For the final step, note that the empirical distribution is defined as $p_{emp}(x_i) = N_i/N$, where $N_i$ is the number of occurrences of $x_i$ and $N$ is the size of our dataset.

Thus:

\begin{aligned}
\mathrm{argmin}_\theta\mathbb{KL}(p_{emp}||q(\theta)) & = \mathrm{argmax}_\theta \log(\prod_{x\in\mathcal{D}}q^{p_{emp}}) \\
& = \mathrm{argmax}_\theta\frac{1}{N}\log\left(\prod_{x\in\mathcal{D}}q(x_i|\theta)^{N_i}\right)
\end{aligned}

This is the same expression as the log-likelihood, with the exception of the $1/N$ term.
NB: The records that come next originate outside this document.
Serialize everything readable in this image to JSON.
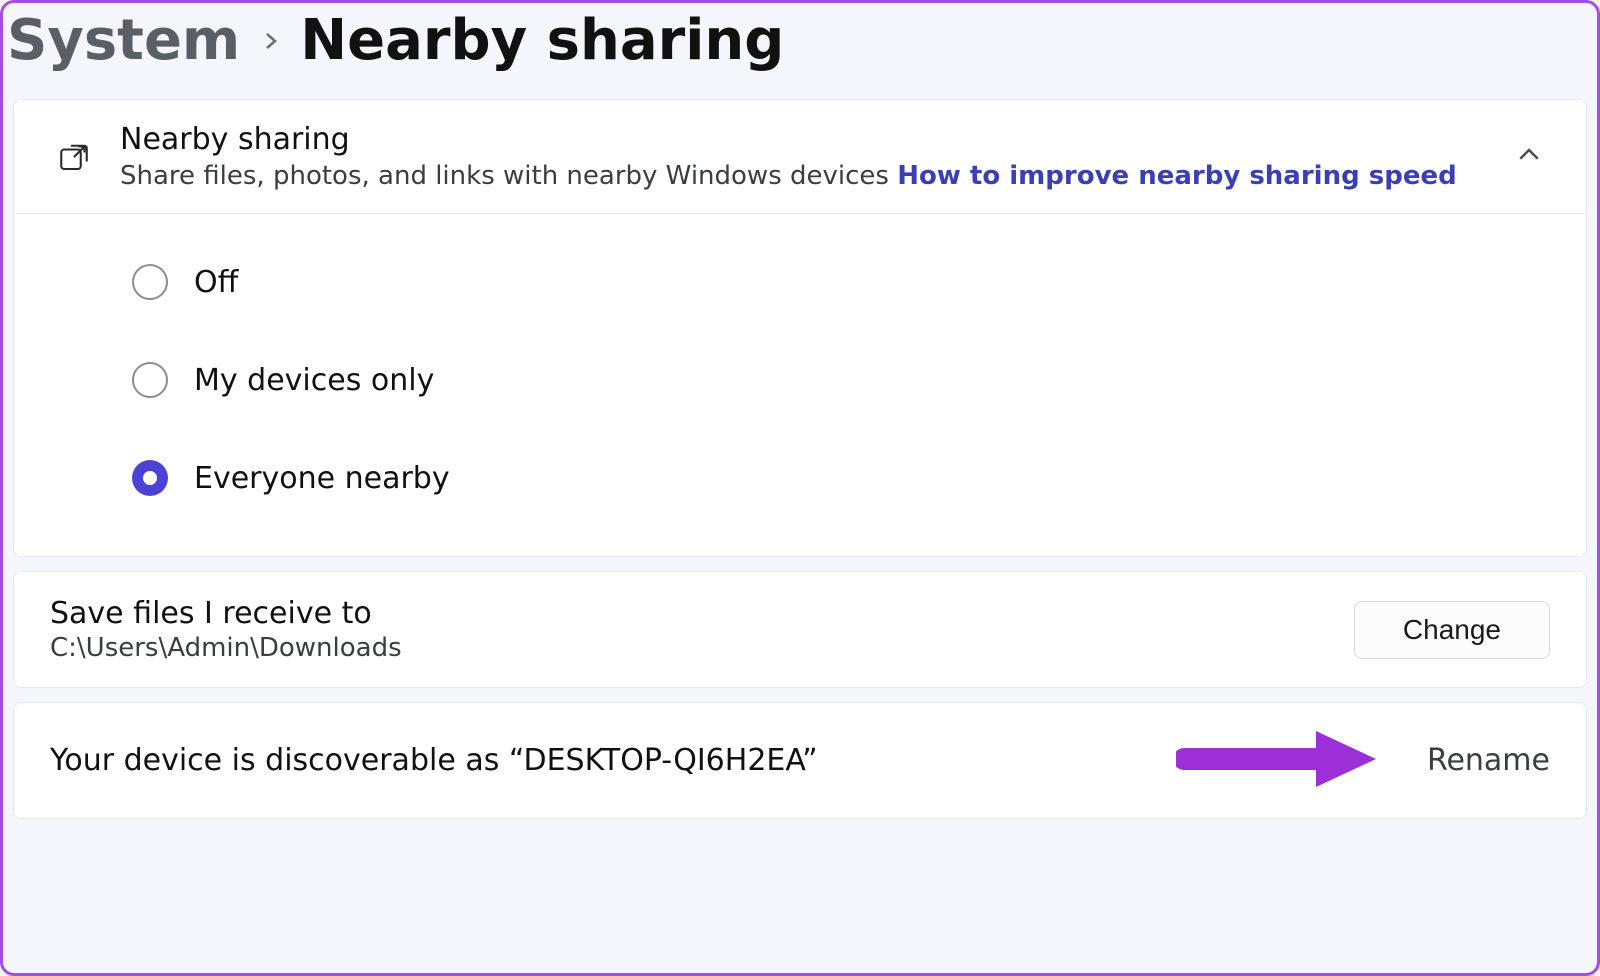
{
  "breadcrumb": {
    "root": "System",
    "current": "Nearby sharing"
  },
  "expander": {
    "title": "Nearby sharing",
    "subtitle_text": "Share files, photos, and links with nearby Windows devices ",
    "subtitle_link": "How to improve nearby sharing speed"
  },
  "radios": {
    "items": [
      {
        "label": "Off",
        "selected": false
      },
      {
        "label": "My devices only",
        "selected": false
      },
      {
        "label": "Everyone nearby",
        "selected": true
      }
    ]
  },
  "save": {
    "title": "Save files I receive to",
    "path": "C:\\Users\\Admin\\Downloads",
    "button": "Change"
  },
  "discover": {
    "text": "Your device is discoverable as “DESKTOP-QI6H2EA”",
    "rename": "Rename"
  }
}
Therefore the solution for this problem is the MLE parameter $\theta^*$.

### Conclusion
In this exercise, we saw that the MLE of a parametric model is the most similar distribution to the empirical distribution, amongst all the models considered $(\theta\in\Theta)$. This makes a lot of sense - as the name tells, the maximum likelihood estimator is the parameter that maximizes the likelihood that our given dataset could occur. So its optimization is strongly based on the data (not taking into account a probability prior, like Bayesian models. The only prior is the shape of the distribution, like a Gaussian, which is given by the model). Therefore, as both the MLE and $p_{emp}$ have such a strong relationship with the empirical data, it makes sense that they have a strong relationship between themselves.